Siva Nathan’s appointment for one year term of office makes him an ordinary commissioner under Rule 3 (3) stipulated for other commissioners and so his resignation as an ex-officio secretary under Rule 3 (1) does not arise.
The quorum of any of its meeting shall be three commissioners including such ex-officio secretary and I do not find any reasonable basis for the board to be constituted with more than a dozen commissioners to administer only five poor Hindu endowments when even the state “Cabinet” of Penang has eight members.
Board rules of 1989 avoided
Based on my observations and the weaknesses of the HEB, I had designed the board rules of 1989 in consultation with the state Legal Adviser and the Director of Lands and Mines, Penang (ex-officio secretary) with an objective to open the HEB to more skills and talent by stipulating annual term of office for each commissioner with the exception of the officer of the government.
The rules were then published in the Penang Gazette for the first time. Numerous persons have served and benefited as commissioners resulting from the said rules.
Statutory powers of the ex-officio secretary diffused
The practice of keeping the ex-officio secretary’s fort within the mainstream state department has been abandoned for certain religious zealots who desire to manage the religious affairs of the Hindus through the HEB.
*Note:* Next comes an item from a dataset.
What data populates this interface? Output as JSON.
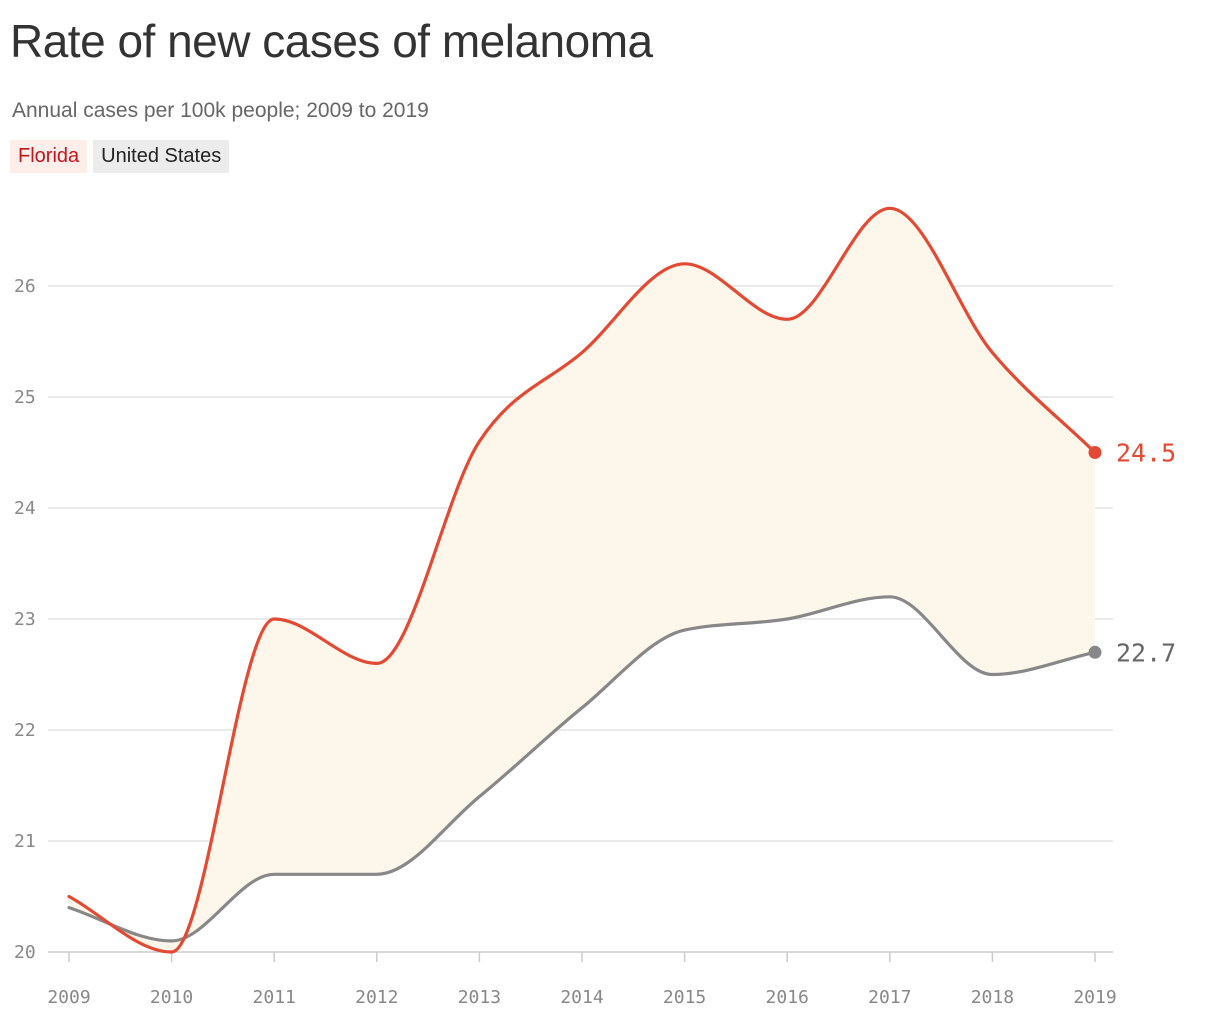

Instead a visiting ex-officio secretary is “shopped” around all over the government service for purposes of intentionally maintaining a weak secretary portfolio for insubordinations.
To further weaken the secretariat, flimsy contract staffs or political cronies having neither civil service experience nor disciplines of government General Orders or trainings are holding the fort to support their political masters while sacrificing good governance and procedures.
The purposes of the HEB Ordinance have therefore been intentionally sidelined by crony contract staffs and supporters of politicians. The HEB chairman prefers to further his political mileage at the expense of this poor charitable HEB.
My two decades of painstaking efforts and risks taken to remove the BN politically based commissioners in 1989 has not rung bells to the DAP chief minister nor his deputy chief minister II.
Perhaps, unscrupulous decisions and actions in his statutory functions, including interferences by his two overzealous subordinates, would have caused government commissioner R Siva Nathan to suddenly resign in protest, speaks volumes.
The writer is a chartered secretary and a former officer of the government. He is also the deputy president of the United Hindu Religious council, Penang.